Il n’y a pas que Vercingétorix qui a laissé son nom à Cornu. La Chaux des Crotenay à baptisé l’un de ses points touristiques "Belvédère à Taiclet" et ce point se trouve, comme l’ex-Alésia, à Cornu.
Qui était donc ce Taiclet qui mérite cet honneur?

Jean-Pierre FUMEY qui cumule les archives du village, le connaît bien. Il possède à son sujet, un dossier important, trop important pour trouver place ici. En voici quelques extraits :



Cela se passe le 22 avril 1860; il y a de la neige. Le brigadier de la gendarmerie des Planches est parti en surveillance de chasse et de pêche avec le gendarme Taiclet.

Arrivés à la montagne ronde, ils entendent une détonation et la voix d’un chien en chasse. Ils se dirigent vers la pointe de l’orme où ils remarquent sur la neige, des traces de chiens poursuivant un lièvre. Puis une double détonation attire leur attention vers un individu qui, à environ 1800 mètres, recharge son arme. Ils se séparent pour pouvoir le cerner.

Quinze minutes plus tard le brigadier ne peut plus ni voir ni entendre Taiclet. Guidé par les traces laissées sur la neige, il le retrouve assez vite. Le malheureux gît sur le sol, face sur la neige. Il venait de recevoir le coup de la mort par le braconnier.

Le maire de la Chaux des Crotenay, le juge des Planches, son greffier et le garde forestier viennent faire les constatations d’usage sous les yeux de multiples curieux. Ils relèvent les traces et mesurent les empreintes des chaussures, la longueur des pas, ramassent des fragments d’une bourre d’arme à feu provenant de pages déchirées de l’almanach du Messager boiteux de Strasbourg ...

Pendant ce temps le brigadier part à la recherche de l’assassin. Il interroge deux témoins, deux dames de Cornu : Marie Louise, femme de Théodule Genisset et Petetin Jeanne Françoise, qui ont vu et qui décrivent avec précision les deux chiens et l’homme recherchés.

Ainsi muni, le brigadier trouve sans peine au Vaudioux, les chiens puis le coupable. C’est MIGNOT Pierre Justin, âgé de 37 ans.
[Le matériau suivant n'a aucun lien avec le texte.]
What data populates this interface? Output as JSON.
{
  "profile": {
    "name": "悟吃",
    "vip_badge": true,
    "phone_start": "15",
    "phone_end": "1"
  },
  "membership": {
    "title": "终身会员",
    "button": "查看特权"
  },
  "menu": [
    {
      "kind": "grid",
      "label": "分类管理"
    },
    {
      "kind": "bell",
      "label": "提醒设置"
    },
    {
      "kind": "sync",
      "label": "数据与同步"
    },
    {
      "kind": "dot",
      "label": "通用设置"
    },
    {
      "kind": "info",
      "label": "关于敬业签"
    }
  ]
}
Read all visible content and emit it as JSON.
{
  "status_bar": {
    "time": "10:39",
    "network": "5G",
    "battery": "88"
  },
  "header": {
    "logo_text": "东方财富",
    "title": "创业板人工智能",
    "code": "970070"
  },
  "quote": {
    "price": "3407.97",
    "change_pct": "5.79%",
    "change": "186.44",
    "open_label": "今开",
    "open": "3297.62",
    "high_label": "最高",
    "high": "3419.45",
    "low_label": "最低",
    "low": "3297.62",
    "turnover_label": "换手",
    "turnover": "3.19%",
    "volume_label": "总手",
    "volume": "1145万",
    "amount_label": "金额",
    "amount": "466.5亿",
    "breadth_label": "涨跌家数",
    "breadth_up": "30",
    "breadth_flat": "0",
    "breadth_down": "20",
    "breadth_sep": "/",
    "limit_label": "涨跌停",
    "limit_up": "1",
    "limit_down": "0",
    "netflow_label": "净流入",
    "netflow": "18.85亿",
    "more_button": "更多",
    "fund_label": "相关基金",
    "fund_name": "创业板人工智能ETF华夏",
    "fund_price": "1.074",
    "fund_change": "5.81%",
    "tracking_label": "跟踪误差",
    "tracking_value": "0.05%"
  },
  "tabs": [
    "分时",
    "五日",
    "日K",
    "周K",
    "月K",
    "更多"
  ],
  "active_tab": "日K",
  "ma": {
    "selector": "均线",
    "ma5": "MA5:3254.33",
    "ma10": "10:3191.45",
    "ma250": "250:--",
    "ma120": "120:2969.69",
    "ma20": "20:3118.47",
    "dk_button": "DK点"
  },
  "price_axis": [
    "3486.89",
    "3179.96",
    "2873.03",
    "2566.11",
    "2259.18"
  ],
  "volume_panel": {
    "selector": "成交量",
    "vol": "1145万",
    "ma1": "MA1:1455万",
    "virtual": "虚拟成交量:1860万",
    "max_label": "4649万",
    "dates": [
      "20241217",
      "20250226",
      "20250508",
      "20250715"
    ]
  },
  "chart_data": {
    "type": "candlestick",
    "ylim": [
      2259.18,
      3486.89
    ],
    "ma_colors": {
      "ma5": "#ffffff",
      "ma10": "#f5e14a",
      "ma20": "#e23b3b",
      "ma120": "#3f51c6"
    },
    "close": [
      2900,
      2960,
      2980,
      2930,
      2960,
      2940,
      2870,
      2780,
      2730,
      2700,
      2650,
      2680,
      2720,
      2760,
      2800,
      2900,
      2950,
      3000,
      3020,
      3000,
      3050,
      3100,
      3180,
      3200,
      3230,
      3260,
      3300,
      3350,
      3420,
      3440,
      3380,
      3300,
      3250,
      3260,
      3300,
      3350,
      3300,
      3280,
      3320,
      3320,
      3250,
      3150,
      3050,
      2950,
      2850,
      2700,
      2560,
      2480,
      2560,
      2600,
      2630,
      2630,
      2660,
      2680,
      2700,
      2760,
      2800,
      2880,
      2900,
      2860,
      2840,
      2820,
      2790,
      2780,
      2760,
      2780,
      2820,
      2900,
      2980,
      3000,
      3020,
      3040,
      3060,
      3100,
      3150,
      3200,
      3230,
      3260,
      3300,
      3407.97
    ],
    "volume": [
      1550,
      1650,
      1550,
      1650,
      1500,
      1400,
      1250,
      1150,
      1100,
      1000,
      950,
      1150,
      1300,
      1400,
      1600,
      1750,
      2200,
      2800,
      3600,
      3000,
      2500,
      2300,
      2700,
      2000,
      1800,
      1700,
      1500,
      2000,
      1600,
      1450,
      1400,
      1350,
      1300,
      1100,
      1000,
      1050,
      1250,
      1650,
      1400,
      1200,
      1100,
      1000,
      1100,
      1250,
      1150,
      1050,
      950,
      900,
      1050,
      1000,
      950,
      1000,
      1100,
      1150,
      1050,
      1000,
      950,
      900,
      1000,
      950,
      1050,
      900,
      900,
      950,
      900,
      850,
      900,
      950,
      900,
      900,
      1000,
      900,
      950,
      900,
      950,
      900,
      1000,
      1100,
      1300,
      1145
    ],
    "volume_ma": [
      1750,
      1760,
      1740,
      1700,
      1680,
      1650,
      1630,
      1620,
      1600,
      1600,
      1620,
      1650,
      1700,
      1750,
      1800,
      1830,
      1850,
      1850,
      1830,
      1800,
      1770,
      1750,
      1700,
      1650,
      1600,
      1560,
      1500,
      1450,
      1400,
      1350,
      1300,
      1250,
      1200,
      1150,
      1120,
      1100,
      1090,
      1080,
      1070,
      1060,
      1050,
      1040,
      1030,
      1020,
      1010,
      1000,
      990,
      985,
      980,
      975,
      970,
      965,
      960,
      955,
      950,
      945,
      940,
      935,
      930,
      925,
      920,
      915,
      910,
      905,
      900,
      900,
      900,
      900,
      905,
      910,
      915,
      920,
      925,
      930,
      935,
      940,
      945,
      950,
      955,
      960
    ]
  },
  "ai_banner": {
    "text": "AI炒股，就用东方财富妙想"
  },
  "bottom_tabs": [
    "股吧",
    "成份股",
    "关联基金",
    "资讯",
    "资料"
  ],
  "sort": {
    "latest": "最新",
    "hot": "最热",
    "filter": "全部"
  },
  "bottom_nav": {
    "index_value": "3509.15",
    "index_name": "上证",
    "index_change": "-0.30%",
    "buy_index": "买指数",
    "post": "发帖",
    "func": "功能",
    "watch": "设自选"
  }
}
Il le conduit devant le procureur impérial d’Arbois qui s’est rendu aux Planches puis sur les lieux du crime.

Le 24 avril on enterre le gendarme Joseph TAICLET.

Les gendarmes BROGAT et BOILLOT rendent compte à 19 heures et demi du soir :

"Ayant confié la garde de notre chambre de sûreté à deux sapeurs pompiers de la Chaux des Crotenay pendant l’enterrement du malheureux Taiclet, auquel nous avons assisté, et qui a eu lieu vers sept heures du soir, le prévenu Mignot désigné au procès-verbal N° 33 comme auteur du meurtre, y était renfermé.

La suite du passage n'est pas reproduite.